Prior to starting the stripping on the Freedom 15 canoe, I thought I’d try and rig together the frame of a skin-on-frame kayak.

I had come across Tom Yost’s website and found a ton of good information on his SOF construction method, along with several different kayak designs. It’s an unbelievably good source of information. Through a small amount of research and a few emails with Tom Yost, I decided to build his Sea Rider. As I have had this in the back of my mind for some time, I had already purchased nylon and cedar for the kayak. I did this last year while working on the Tern 14 for my wife. I figured that I would want a kayak in case we had a chance to paddle together, and a SOF would be the cheapest and fastest way to build a kayak for myself.

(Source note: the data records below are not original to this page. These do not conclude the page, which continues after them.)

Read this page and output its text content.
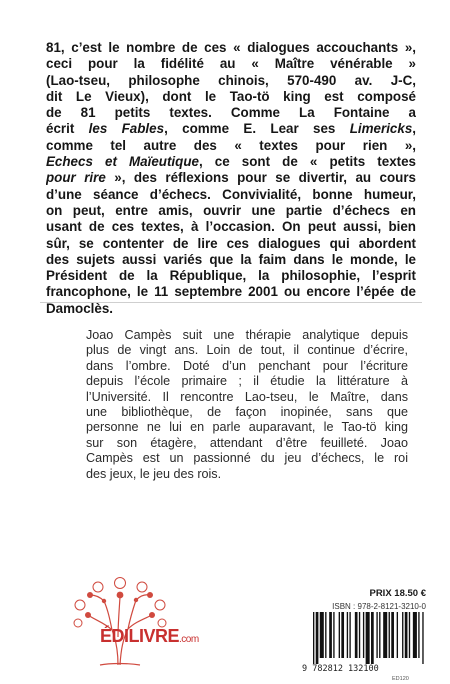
81, c’est le nombre de ces « dialogues accouchants »,
ceci pour la fidélité au « Maître vénérable »
(Lao-tseu, philosophe chinois, 570-490 av. J-C,
dit Le Vieux), dont le Tao-tö king est composé
de 81 petits textes. Comme La Fontaine a
écrit les Fables, comme E. Lear ses Limericks,
comme tel autre des « textes pour rien »,
Echecs et Maïeutique, ce sont de « petits textes
pour rire », des réflexions pour se divertir, au cours
d’une séance d’échecs. Convivialité, bonne humeur,
on peut, entre amis, ouvrir une partie d’échecs en
usant de ces textes, à l’occasion. On peut aussi, bien
sûr, se contenter de lire ces dialogues qui abordent
des sujets aussi variés que la faim dans le monde, le
Président de la République, la philosophie, l’esprit
francophone, le 11 septembre 2001 ou encore l’épée de
Damoclès.
Joao Campès suit une thérapie analytique depuis
plus de vingt ans. Loin de tout, il continue d’écrire,
dans l’ombre. Doté d’un penchant pour l’écriture
depuis l’école primaire ; il étudie la littérature à
l’Université. Il rencontre Lao-tseu, le Maître, dans
une bibliothèque, de façon inopinée, sans que
personne ne lui en parle auparavant, le Tao-tö king
sur son étagère, attendant d’être feuilleté. Joao
Campès est un passionné du jeu d’échecs, le roi
des jeux, le jeu des rois.
ÉDILIVRE.com
PRIX 18.50 €
ISBN : 978-2-8121-3210-0
9 782812 132100
ED120
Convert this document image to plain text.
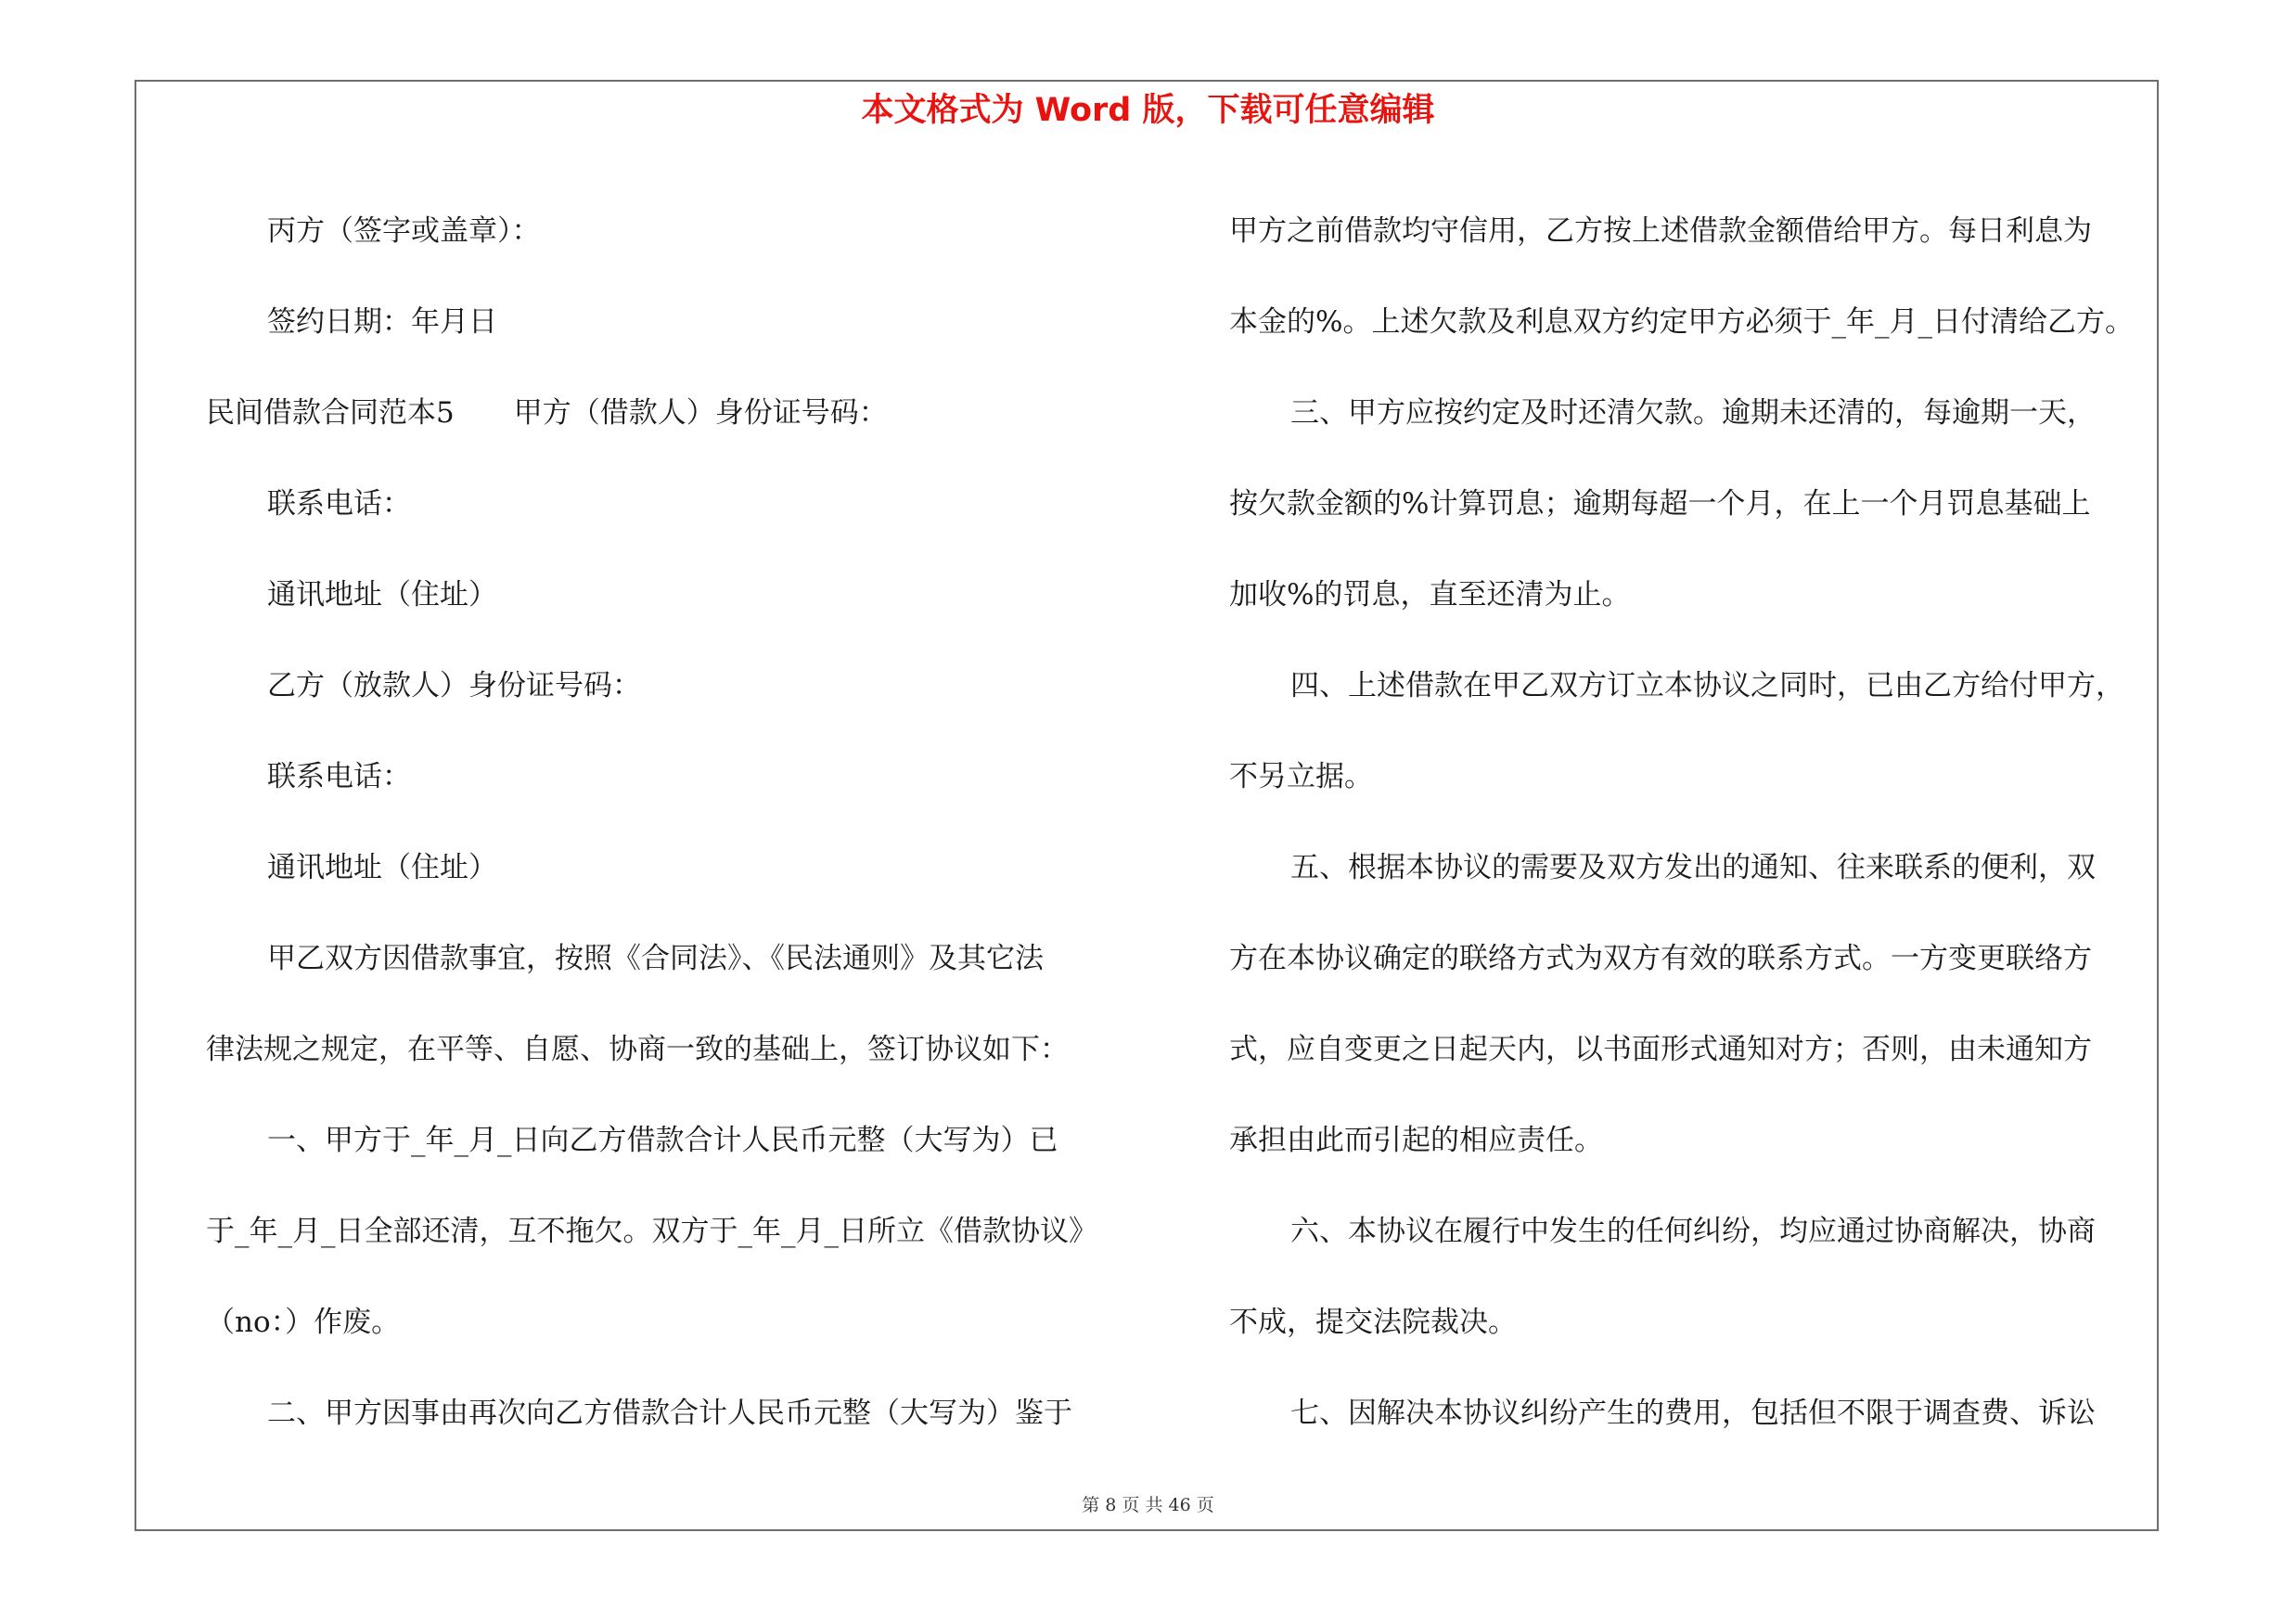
本文格式为 Word 版，下载可任意编辑
丙方（签字或盖章）：
签约日期：年月日
民间借款合同范本5 甲方（借款人）身份证号码：
联系电话：
通讯地址（住址）
乙方（放款人）身份证号码：
联系电话：
通讯地址（住址）
甲乙双方因借款事宜，按照《合同法》、《民法通则》及其它法
律法规之规定，在平等、自愿、协商一致的基础上，签订协议如下：
一、甲方于_年_月_日向乙方借款合计人民币元整（大写为）已
于_年_月_日全部还清，互不拖欠。双方于_年_月_日所立《借款协议》
（no：）作废。
二、甲方因事由再次向乙方借款合计人民币元整（大写为）鉴于
甲方之前借款均守信用，乙方按上述借款金额借给甲方。每日利息为
本金的%。上述欠款及利息双方约定甲方必须于_年_月_日付清给乙方。
三、甲方应按约定及时还清欠款。逾期未还清的，每逾期一天，
按欠款金额的%计算罚息；逾期每超一个月，在上一个月罚息基础上
加收%的罚息，直至还清为止。
四、上述借款在甲乙双方订立本协议之同时，已由乙方给付甲方，
不另立据。
五、根据本协议的需要及双方发出的通知、往来联系的便利，双
方在本协议确定的联络方式为双方有效的联系方式。一方变更联络方
式，应自变更之日起天内，以书面形式通知对方；否则，由未通知方
承担由此而引起的相应责任。
六、本协议在履行中发生的任何纠纷，均应通过协商解决，协商
不成，提交法院裁决。
七、因解决本协议纠纷产生的费用，包括但不限于调查费、诉讼
第 8 页 共 46 页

Earlier this year I transferred Tom’s offsets into my CAD program and printed out templates for the stations. I then cut the stations out of some extra 1/2″ plywood I had kicking around. This was a bit of a mistake because the plywood turned out to be of very low quality. The surface was so rough that it was difficult to trace the proper outline on the wood, and the wood had a tendancy to grab the saw when cutting which made it difficult to make precise cuts. As well, there ply had a lot of voids in it. I tried to fill in the voids as best as I could with thickened epoxy. So after all of the tracing, cutting and sanding I was almost ready to put the frame together. I also needed to rip the planks for the frame and scarf them together. I started with a 1x8x10′ wrc board and ripped it to make the chines and keel (1x.5×20′) and gunwales (1.5x.5×20′).
boat
My first shot at putting the kayak together went okay. The keel is curved, so I’ll have to fix that before I glue everything together. I may also try to clean up the scarf joints a bit better before continuing.
curved keel

BTW, I chose the name “Interlude” because that is exactly what this kayak is. It’s an interlude in the building process of the canoe. Pretty imaginative eh.